Wednesday, September 30, 2009

Microchip That Can Detect Type And Severity Of Cancer Created

UofT researchers have used nanomaterials to develop a microchip sensitive enough to quickly determine the type and severity of a patient’s cancer so that the disease can be detected earlier for more effective treatment.

Their groundbreaking work, reported Sept. 27 in Nature Nanotechnology heralds an era when sophisticated molecular diagnostics will become commonplace.

“This remarkable innovation is an indication that the age of nanomedicine is dawning,” says Professor David Naylor, president of the University of Toronto and a professor of medicine. “Thanks to the breadth of expertise here at U of T, cross-disciplinary collaborations of this nature make such landmark advances possible.”

The researchers’ new device can easily sense the signature biomarkers that indicate the presence of cancer at the cellular level, even though these biomolecules – genes that indicate aggressive or benign forms of the disease and differentiate subtypes of the cancer – are generally present only at low levels in biological samples.
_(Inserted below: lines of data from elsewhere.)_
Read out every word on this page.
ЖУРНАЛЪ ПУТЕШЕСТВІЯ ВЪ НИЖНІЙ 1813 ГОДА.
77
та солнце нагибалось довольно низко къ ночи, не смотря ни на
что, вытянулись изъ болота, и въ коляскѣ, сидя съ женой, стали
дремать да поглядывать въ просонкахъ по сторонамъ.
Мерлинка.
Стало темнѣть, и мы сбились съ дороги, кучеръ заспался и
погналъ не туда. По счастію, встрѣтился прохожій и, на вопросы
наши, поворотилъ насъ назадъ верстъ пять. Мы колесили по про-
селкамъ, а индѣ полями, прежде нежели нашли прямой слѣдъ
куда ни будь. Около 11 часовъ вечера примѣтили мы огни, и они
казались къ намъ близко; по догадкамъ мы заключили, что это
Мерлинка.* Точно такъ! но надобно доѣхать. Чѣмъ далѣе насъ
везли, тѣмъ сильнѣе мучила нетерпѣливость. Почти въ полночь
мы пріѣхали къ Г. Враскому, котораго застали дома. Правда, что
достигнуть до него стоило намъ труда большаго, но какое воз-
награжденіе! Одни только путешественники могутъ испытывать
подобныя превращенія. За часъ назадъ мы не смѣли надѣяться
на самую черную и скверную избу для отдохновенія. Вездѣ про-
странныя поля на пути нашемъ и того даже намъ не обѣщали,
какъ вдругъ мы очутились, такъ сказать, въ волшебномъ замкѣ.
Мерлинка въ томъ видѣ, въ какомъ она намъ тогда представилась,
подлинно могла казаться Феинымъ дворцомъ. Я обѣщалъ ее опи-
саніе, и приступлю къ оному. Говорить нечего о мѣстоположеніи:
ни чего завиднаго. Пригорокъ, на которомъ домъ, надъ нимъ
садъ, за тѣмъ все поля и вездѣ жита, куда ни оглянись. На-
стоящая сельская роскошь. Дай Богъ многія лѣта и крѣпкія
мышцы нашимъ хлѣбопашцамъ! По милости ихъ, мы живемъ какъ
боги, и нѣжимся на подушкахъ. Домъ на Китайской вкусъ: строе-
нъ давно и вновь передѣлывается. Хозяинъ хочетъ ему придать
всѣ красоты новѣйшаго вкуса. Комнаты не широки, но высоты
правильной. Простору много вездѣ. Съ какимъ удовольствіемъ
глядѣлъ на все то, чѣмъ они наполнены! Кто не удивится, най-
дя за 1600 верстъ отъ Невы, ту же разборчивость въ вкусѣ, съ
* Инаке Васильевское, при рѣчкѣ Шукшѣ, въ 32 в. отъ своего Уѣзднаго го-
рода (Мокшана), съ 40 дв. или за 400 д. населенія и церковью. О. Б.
Analysis can be completed in 30 minutes, a vast improvement over the existing diagnostic procedures that generally take days.

“Today, it takes a room filled with computers to evaluate a clinically relevant sample of cancer biomarkers and the results aren’t quickly available,” says Shana Kelley, a professor in the Leslie Dan Faculty of Pharmacy and the Faculty of Medicine, who was a lead investigator on the project and a co-author on the publication.

“Our team was able to measure biomolecules on an electronic chip the size of your fingertip and analyse the sample within half an hour. The instrumentation required for this analysis can be contained within a unit the size of a BlackBerry.”